I've actually seen Nickelback live and own an album by them. I hadn't heard Lullaby - but I can see what you mean (having just looked on YouTube).




Plastic Mancunian said...

Hi EC,

I know how you feel - but Mrs PM tells me that being there does help (even though it doesn't seem like it).




Plastic Mancunian said...

Hi Grace,

It seems quite a few people suffer bouts of depression and can ride the storm, so to speak. And that's brilliant but it does attract those who think that "pulling themselves together" is a good thing. I guess such an approach would have the same negative effect on "situational" depression.



Plastic Mancunian said...

Hi Pand,

Thanks for that, but I am only ding what anybody else would do I think.

It's good that the stigma is fading. People need to talk about this - which is why Mrs PM does just that.




Plastic Mancunian said...

Hi drb,

That's really interesting and makes perfect sense to me. I've suffered from stress (about 16 years ago) - and it had all sorts of physical side effects. I'm not sure that depression was one of them - but I can see the logical conclusion to excessive stress.

I've made a pact with myself never to allow that to happen again - and despite a hiccup or two, I seem to have managed that.

And yes, I do try to escape work with a good walk at lunchtime (I think my jogging days are over sadly).




Plastic Mancunian said...

Hi River,

I'm really sorry to hear that and I don't blame you.

Mrs PM struggled to find the right meds but never tried to juggle them.

That way chaos lies.



white nectarine said...

PM, Pandora sent me. I just wanted you to know that you have described chronic depression brilliantly well. My experience has been ver similar to Mrs PM.
You also give me hope that someone will still love you (me!) even if you do suffer from depression, that there are men wise enough out there to recognise it as an illness that otherwise suppresses an otherwise wonderful, courageous woman.

Plastic Mancunian said...

Hi WN and welcome,

There are definitely men out there who understand. I know of at least one guy who's missus suffers from a similar condition and have even chatted to her about it.

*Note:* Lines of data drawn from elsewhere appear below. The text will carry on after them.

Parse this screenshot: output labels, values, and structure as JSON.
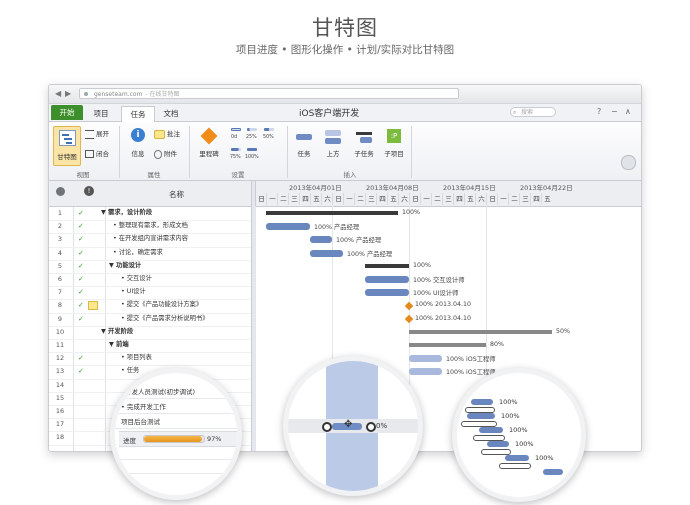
{
  "hero": {
    "title": "甘特图",
    "subtitle": "项目进度 • 图形化操作 • 计划/实际对比甘特图"
  },
  "browser": {
    "back": "◀",
    "forward": "▶",
    "url": "genseteam.com",
    "url_hint": "- 在线甘特图"
  },
  "ribbon_tabs": {
    "start": "开始",
    "project": "项目",
    "task": "任务",
    "doc": "文档"
  },
  "app_title": "iOS客户端开发",
  "search": {
    "placeholder": "搜索",
    "icon": "search-icon"
  },
  "window_controls": {
    "help": "?",
    "minimize": "−",
    "collapse": "∧"
  },
  "ribbon": {
    "view_group": {
      "label": "视图",
      "gantt": "甘特图",
      "expand": "展开",
      "collapse": "闭合"
    },
    "attr_group": {
      "label": "属性",
      "info": "信息",
      "comment": "批注",
      "attach": "附件"
    },
    "settings_group": {
      "label": "设置",
      "milestone": "里程碑",
      "d0": "0d",
      "d25": "25%",
      "d50": "50%",
      "d75": "75%",
      "d100": "100%"
    },
    "insert_group": {
      "label": "插入",
      "task": "任务",
      "above": "上方",
      "subtask": "子任务",
      "subproject": "子项目",
      "subproject_icon_text": ":P"
    }
  },
  "table": {
    "header_name": "名称",
    "header_info_icon": "!",
    "weeks": [
      "2013年04月01日",
      "2013年04月08日",
      "2013年04月15日",
      "2013年04月22日"
    ],
    "days": [
      "日",
      "一",
      "二",
      "三",
      "四",
      "五",
      "六",
      "日",
      "一",
      "二",
      "三",
      "四",
      "五",
      "六",
      "日",
      "一",
      "二",
      "三",
      "四",
      "五",
      "六",
      "日",
      "一",
      "二",
      "三",
      "四",
      "五"
    ],
    "rows": [
      {
        "num": "1",
        "check": "✓",
        "name": "▼ 需求，设计阶段",
        "label": "100%"
      },
      {
        "num": "2",
        "check": "✓",
        "name": "• 整理现有需求，形成文档",
        "label": "100%  产品经理"
      },
      {
        "num": "3",
        "check": "✓",
        "name": "• 在开发组内宣讲需求内容",
        "label": "100%  产品经理"
      },
      {
        "num": "4",
        "check": "✓",
        "name": "• 讨论，确定需求",
        "label": "100%  产品经理"
      },
      {
        "num": "5",
        "check": "✓",
        "name": "▼ 功能设计",
        "label": "100%"
      },
      {
        "num": "6",
        "check": "✓",
        "name": "• 交互设计",
        "label": "100%  交互设计师"
      },
      {
        "num": "7",
        "check": "✓",
        "name": "• UI设计",
        "label": "100%  UI设计师"
      },
      {
        "num": "8",
        "check": "✓",
        "name": "• 提交《产品功能设计方案》",
        "label": "100%  2013.04.10"
      },
      {
        "num": "9",
        "check": "✓",
        "name": "• 提交《产品需求分析说明书》",
        "label": "100%  2013.04.10"
      },
      {
        "num": "10",
        "check": "",
        "name": "▼ 开发阶段",
        "label": "50%"
      },
      {
        "num": "11",
        "check": "",
        "name": "▼ 前端",
        "label": "80%"
      },
      {
        "num": "12",
        "check": "✓",
        "name": "• 项目列表",
        "label": "100%  iOS工程师"
      },
      {
        "num": "13",
        "check": "✓",
        "name": "• 任务",
        "label": "100%  iOS工程师"
      },
      {
        "num": "14",
        "check": "",
        "name": "",
        "label": ""
      },
      {
        "num": "15",
        "check": "",
        "name": "",
        "label": ""
      },
      {
        "num": "16",
        "check": "",
        "name": "",
        "label": ""
      },
      {
        "num": "17",
        "check": "",
        "name": "",
        "label": ""
      },
      {
        "num": "18",
        "check": "",
        "name": "",
        "label": ""
      }
    ]
  },
  "magnifier1": {
    "line1": "开发人员测试(初步调试)",
    "line2": "• 完成开发工作",
    "line3": "项目后台测试",
    "progress_label": "进度",
    "progress_value": "97%",
    "progress_fraction": 0.97
  },
  "magnifier2": {
    "percent": "0%"
  },
  "magnifier3": {
    "labels": [
      "100%",
      "100%",
      "100%",
      "100%",
      "100%"
    ]
  }
}
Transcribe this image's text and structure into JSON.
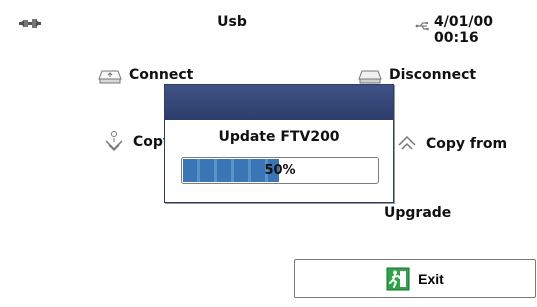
{
  "header": {
    "title": "Usb",
    "datetime": "4/01/00 00:16",
    "left_icon": "connection-icon",
    "usb_icon": "usb-icon"
  },
  "actions": {
    "connect": {
      "label": "Connect",
      "icon": "connect-icon"
    },
    "disconnect": {
      "label": "Disconnect",
      "icon": "disconnect-icon"
    },
    "copy_to": {
      "label": "Copy to",
      "icon": "copy-to-icon"
    },
    "copy_from": {
      "label": "Copy from",
      "icon": "copy-from-icon"
    },
    "upgrade": {
      "label": "Upgrade"
    }
  },
  "exit_button": {
    "label": "Exit",
    "icon": "exit-icon",
    "accent_color": "#2ea34a"
  },
  "dialog": {
    "message": "Update FTV200",
    "progress": {
      "percent": 50,
      "label": "50%",
      "fill_color": "#3a76b6"
    },
    "titlebar_color": "#35487a"
  }
}
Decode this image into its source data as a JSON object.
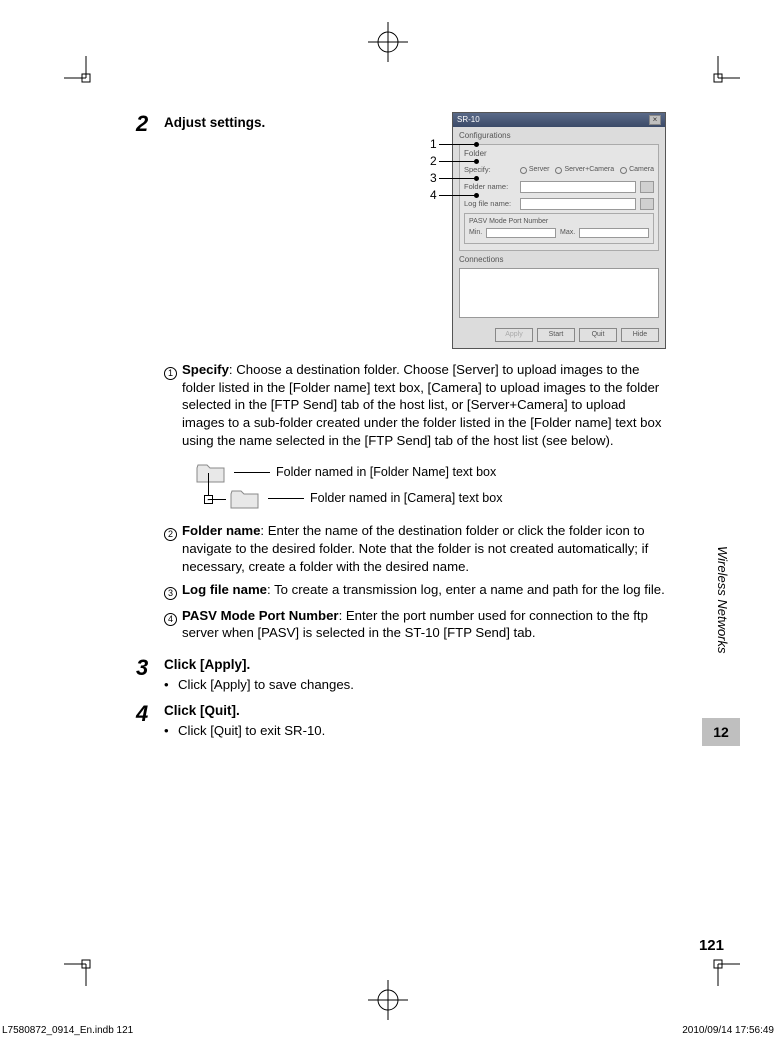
{
  "steps": {
    "s2": {
      "num": "2",
      "title": "Adjust settings."
    },
    "s3": {
      "num": "3",
      "title": "Click [Apply].",
      "bullet": "Click [Apply] to save changes."
    },
    "s4": {
      "num": "4",
      "title": "Click [Quit].",
      "bullet": "Click [Quit] to exit SR-10."
    }
  },
  "pointer_nums": {
    "p1": "1",
    "p2": "2",
    "p3": "3",
    "p4": "4"
  },
  "dialog": {
    "title": "SR-10",
    "config_label": "Configurations",
    "folder_label": "Folder",
    "row_specify": "Specify:",
    "radios": {
      "server": "Server",
      "sc": "Server+Camera",
      "camera": "Camera"
    },
    "row_foldername": "Folder name:",
    "row_logfile": "Log file name:",
    "pasv_label": "PASV Mode Port Number",
    "min": "Min.",
    "max": "Max.",
    "connections": "Connections",
    "btn_apply": "Apply",
    "btn_start": "Start",
    "btn_quit": "Quit",
    "btn_hide": "Hide"
  },
  "items": {
    "i1": {
      "n": "1",
      "bold": "Specify",
      "text": ": Choose a destination folder. Choose [Server] to upload images to the folder listed in the [Folder name] text box, [Camera] to upload images to the folder selected in the [FTP Send] tab of the host list, or [Server+Camera] to upload images to a sub-folder created under the folder listed in the [Folder name] text box using the name selected in the [FTP Send] tab of the host list (see below)."
    },
    "i2": {
      "n": "2",
      "bold": "Folder name",
      "text": ": Enter the name of the destination folder or click the folder icon to navigate to the desired folder. Note that the folder is not created automatically; if necessary, create a folder with the desired name."
    },
    "i3": {
      "n": "3",
      "bold": "Log file name",
      "text": ": To create a transmission log, enter a name and path for the log file."
    },
    "i4": {
      "n": "4",
      "bold": "PASV Mode Port Number",
      "text": ": Enter the port number used for connection to the ftp server when [PASV] is selected in the ST-10 [FTP Send] tab."
    }
  },
  "tree": {
    "line1": "Folder named in [Folder Name] text box",
    "line2": "Folder named in [Camera] text box"
  },
  "side": {
    "label": "Wireless Networks",
    "chapter": "12"
  },
  "page_num": "121",
  "footer": {
    "left": "L7580872_0914_En.indb   121",
    "right": "2010/09/14   17:56:49"
  }
}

And of course, it can afflict men too.

Those who think that it isn't an illness need to be educated. I just thought I would do my little bit to further the cause.




drb said...

Yes Mr PM, a 30 min brisk walk (i.e. your heart rate actually goes up) will help. Please encourage Mrs PM o do the same.

I am working in a highly stressful job but luckily it takes me 30 min to walk to work.

Plastic Mancunian said...

Hi drb,

Rest assured that this is exactly what I do - and Mrs PM too - plus a walk together at the weekend.

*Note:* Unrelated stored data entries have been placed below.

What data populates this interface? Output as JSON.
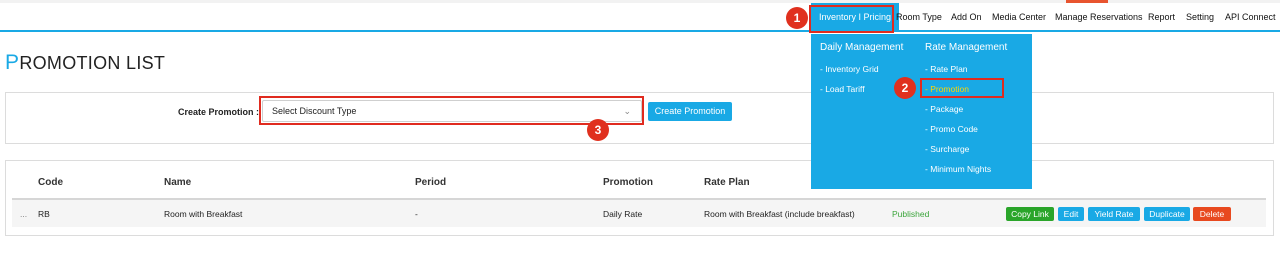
{
  "nav": {
    "items": [
      {
        "label": "Inventory I Pricing"
      },
      {
        "label": "Room Type"
      },
      {
        "label": "Add On"
      },
      {
        "label": "Media Center"
      },
      {
        "label": "Manage Reservations"
      },
      {
        "label": "Report"
      },
      {
        "label": "Setting"
      },
      {
        "label": "API Connect"
      }
    ]
  },
  "page": {
    "title_first": "P",
    "title_rest": "ROMOTION LIST"
  },
  "create": {
    "label": "Create Promotion :",
    "select_value": "Select Discount Type",
    "button": "Create Promotion"
  },
  "table": {
    "headers": [
      "Code",
      "Name",
      "Period",
      "Promotion",
      "Rate Plan"
    ],
    "rows": [
      {
        "handle": "...",
        "code": "RB",
        "name": "Room with Breakfast",
        "period": "-",
        "promotion": "Daily Rate",
        "rate_plan": "Room with Breakfast (include breakfast)",
        "status": "Published",
        "actions": [
          "Copy Link",
          "Edit",
          "Yield Rate",
          "Duplicate",
          "Delete"
        ]
      }
    ]
  },
  "dropdown": {
    "daily_heading": "Daily Management",
    "daily_items": [
      "- Inventory Grid",
      "- Load Tariff"
    ],
    "rate_heading": "Rate Management",
    "rate_items": [
      "- Rate Plan",
      "- Promotion",
      "- Package",
      "- Promo Code",
      "- Surcharge",
      "- Minimum Nights"
    ]
  },
  "annotations": {
    "badges": [
      "1",
      "2",
      "3"
    ]
  },
  "colors": {
    "accent": "#19a9e5",
    "highlight_red": "#e02b1f",
    "published_green": "#3ca53c",
    "active_item_yellow": "#ffd600",
    "copy_link_green": "#2aa52a",
    "delete_orange": "#e8491f"
  }
}
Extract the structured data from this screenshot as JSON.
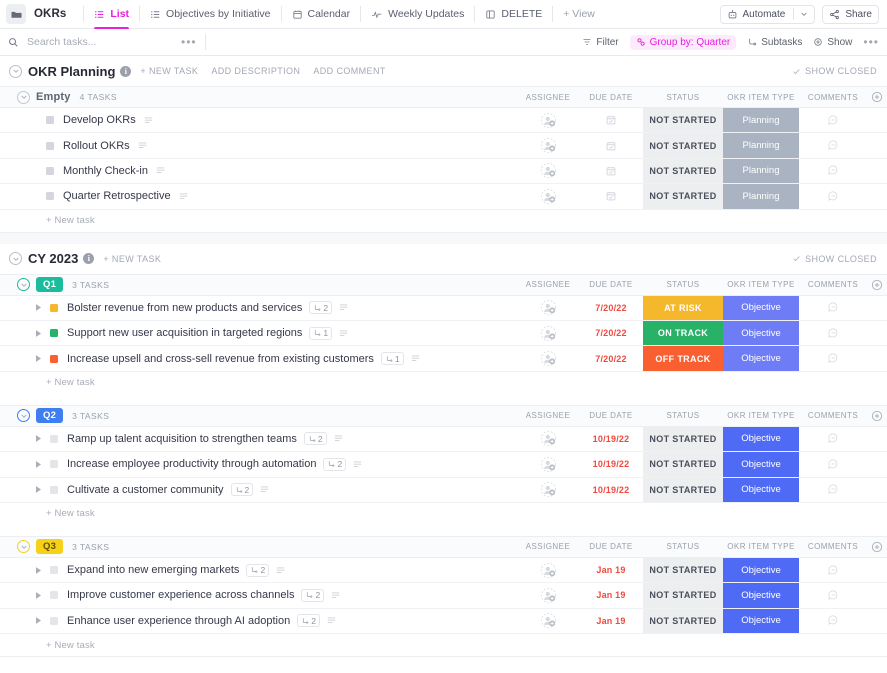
{
  "topbar": {
    "space_icon": "folder-icon",
    "space_title": "OKRs",
    "tabs": [
      {
        "label": "List",
        "icon": "list-view-icon",
        "active": true
      },
      {
        "label": "Objectives by Initiative",
        "icon": "list-view-icon",
        "active": false
      },
      {
        "label": "Calendar",
        "icon": "calendar-view-icon",
        "active": false
      },
      {
        "label": "Weekly Updates",
        "icon": "activity-view-icon",
        "active": false
      },
      {
        "label": "DELETE",
        "icon": "board-view-icon",
        "active": false
      }
    ],
    "add_view_label": "+ View",
    "automate_label": "Automate",
    "automate_icon": "robot-icon",
    "automate_chevron": "chevron-down-icon",
    "share_label": "Share",
    "share_icon": "share-icon"
  },
  "filterbar": {
    "search_placeholder": "Search tasks...",
    "search_value": "",
    "search_icon": "search-icon",
    "overflow_icon": "ellipsis-icon",
    "items": [
      {
        "label": "Filter",
        "icon": "filter-icon",
        "highlight": false
      },
      {
        "label": "Group by: Quarter",
        "icon": "group-icon",
        "highlight": true
      },
      {
        "label": "Subtasks",
        "icon": "subtask-icon",
        "highlight": false
      },
      {
        "label": "Show",
        "icon": "eye-icon",
        "highlight": false
      }
    ],
    "right_overflow_icon": "ellipsis-icon"
  },
  "columns": {
    "assignee": "ASSIGNEE",
    "due_date": "DUE DATE",
    "status": "STATUS",
    "okr_item_type": "OKR ITEM TYPE",
    "comments": "COMMENTS",
    "add_column_icon": "plus-circle-icon"
  },
  "colors": {
    "accent_pink": "#e520e0",
    "status_not_started_bg": "#eceef0",
    "status_at_risk": "#f5b72b",
    "status_on_track": "#27b268",
    "status_off_track": "#fa5f32",
    "type_planning": "#a9b3c1",
    "type_objective_q1": "#6e7cf5",
    "type_objective": "#4f6bf6",
    "q1_badge": "#1bbc9b",
    "q2_badge": "#3f7ef0",
    "q3_badge": "#f7d117",
    "due_date_overdue": "#ef4a3f"
  },
  "lists": [
    {
      "name": "OKR Planning",
      "info_icon": "info-icon",
      "actions": [
        "+ NEW TASK",
        "ADD DESCRIPTION",
        "ADD COMMENT"
      ],
      "show_closed": "SHOW CLOSED",
      "groups": [
        {
          "badge": "Empty",
          "badge_style": "plain",
          "count": "4 TASKS",
          "new_task_label": "+ New task",
          "tasks": [
            {
              "name": "Develop OKRs",
              "square": "#d3d6dc",
              "subtasks": "",
              "expandable": false,
              "assignee": "",
              "due": "",
              "due_empty_icon": "calendar-icon",
              "status": "NOT STARTED",
              "status_kind": "grey",
              "type": "Planning",
              "type_color": "#a9b3c1",
              "comments_icon": "comment-icon"
            },
            {
              "name": "Rollout OKRs",
              "square": "#d3d6dc",
              "subtasks": "",
              "expandable": false,
              "assignee": "",
              "due": "",
              "due_empty_icon": "calendar-icon",
              "status": "NOT STARTED",
              "status_kind": "grey",
              "type": "Planning",
              "type_color": "#a9b3c1",
              "comments_icon": "comment-icon"
            },
            {
              "name": "Monthly Check-in",
              "square": "#d3d6dc",
              "subtasks": "",
              "expandable": false,
              "assignee": "",
              "due": "",
              "due_empty_icon": "calendar-icon",
              "status": "NOT STARTED",
              "status_kind": "grey",
              "type": "Planning",
              "type_color": "#a9b3c1",
              "comments_icon": "comment-icon"
            },
            {
              "name": "Quarter Retrospective",
              "square": "#d3d6dc",
              "subtasks": "",
              "expandable": false,
              "assignee": "",
              "due": "",
              "due_empty_icon": "calendar-icon",
              "status": "NOT STARTED",
              "status_kind": "grey",
              "type": "Planning",
              "type_color": "#a9b3c1",
              "comments_icon": "comment-icon"
            }
          ]
        }
      ]
    },
    {
      "name": "CY 2023",
      "info_icon": "info-icon",
      "actions": [
        "+ NEW TASK"
      ],
      "show_closed": "SHOW CLOSED",
      "groups": [
        {
          "badge": "Q1",
          "badge_color": "#1bbc9b",
          "count": "3 TASKS",
          "new_task_label": "+ New task",
          "tasks": [
            {
              "name": "Bolster revenue from new products and services",
              "square": "#f5b72b",
              "subtasks": "2",
              "expandable": true,
              "due": "7/20/22",
              "status": "AT RISK",
              "status_color": "#f5b72b",
              "type": "Objective",
              "type_color": "#6e7cf5",
              "comments_icon": "comment-icon"
            },
            {
              "name": "Support new user acquisition in targeted regions",
              "square": "#27b268",
              "subtasks": "1",
              "expandable": true,
              "due": "7/20/22",
              "status": "ON TRACK",
              "status_color": "#27b268",
              "type": "Objective",
              "type_color": "#6e7cf5",
              "comments_icon": "comment-icon"
            },
            {
              "name": "Increase upsell and cross-sell revenue from existing customers",
              "square": "#fa5f32",
              "subtasks": "1",
              "expandable": true,
              "due": "7/20/22",
              "status": "OFF TRACK",
              "status_color": "#fa5f32",
              "type": "Objective",
              "type_color": "#6e7cf5",
              "comments_icon": "comment-icon"
            }
          ]
        },
        {
          "badge": "Q2",
          "badge_color": "#3f7ef0",
          "count": "3 TASKS",
          "new_task_label": "+ New task",
          "tasks": [
            {
              "name": "Ramp up talent acquisition to strengthen teams",
              "square": "#e3e5e9",
              "subtasks": "2",
              "expandable": true,
              "due": "10/19/22",
              "status": "NOT STARTED",
              "status_kind": "grey",
              "type": "Objective",
              "type_color": "#4f6bf6",
              "comments_icon": "comment-icon"
            },
            {
              "name": "Increase employee productivity through automation",
              "square": "#e3e5e9",
              "subtasks": "2",
              "expandable": true,
              "due": "10/19/22",
              "status": "NOT STARTED",
              "status_kind": "grey",
              "type": "Objective",
              "type_color": "#4f6bf6",
              "comments_icon": "comment-icon"
            },
            {
              "name": "Cultivate a customer community",
              "square": "#e3e5e9",
              "subtasks": "2",
              "expandable": true,
              "due": "10/19/22",
              "status": "NOT STARTED",
              "status_kind": "grey",
              "type": "Objective",
              "type_color": "#4f6bf6",
              "comments_icon": "comment-icon"
            }
          ]
        },
        {
          "badge": "Q3",
          "badge_color": "#f7d117",
          "count": "3 TASKS",
          "new_task_label": "+ New task",
          "tasks": [
            {
              "name": "Expand into new emerging markets",
              "square": "#e3e5e9",
              "subtasks": "2",
              "expandable": true,
              "due": "Jan 19",
              "status": "NOT STARTED",
              "status_kind": "grey",
              "type": "Objective",
              "type_color": "#4f6bf6",
              "comments_icon": "comment-icon"
            },
            {
              "name": "Improve customer experience across channels",
              "square": "#e3e5e9",
              "subtasks": "2",
              "expandable": true,
              "due": "Jan 19",
              "status": "NOT STARTED",
              "status_kind": "grey",
              "type": "Objective",
              "type_color": "#4f6bf6",
              "comments_icon": "comment-icon"
            },
            {
              "name": "Enhance user experience through AI adoption",
              "square": "#e3e5e9",
              "subtasks": "2",
              "expandable": true,
              "due": "Jan 19",
              "status": "NOT STARTED",
              "status_kind": "grey",
              "type": "Objective",
              "type_color": "#4f6bf6",
              "comments_icon": "comment-icon"
            }
          ]
        }
      ]
    }
  ]
}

I really should get my bike out ...




Anji said...

I know how you feel. My eldest son was depressed when he was 15. I held him in my arms when he told me all he wanted was to die All you can do is reassure them that they are loved and you are there.

It took him two years to get back to himself.

Thank Mrs PM from me. Too many people don't understand. Now your post is here and someone who is seeking help will find it and you'll be helping someone back on the road upwards.

Plastic Mancunian said...

Hi Anji,

It's amazing how many people have experienced depression either personally or because of a loved one.




DelGal said...

Dearest PM-

Sorry this took forever to reply to, had wanted to post but alas I got some coughing cooties and I lost my computer mojo in the process. But I'm back!
I appreciated your wonderful post, you are truly a great guy for sticking by Mrs PM. I wasn't so lucky and lost my ex-husband to my illness and depression issues. Luckily I think I've found someone else who has been very supportive of me :)

Plastic Mancunian said...

Hi Lynette,

One of the problems I think is that people do not actually know what depression is.

I hope my post just educates in it's own little way.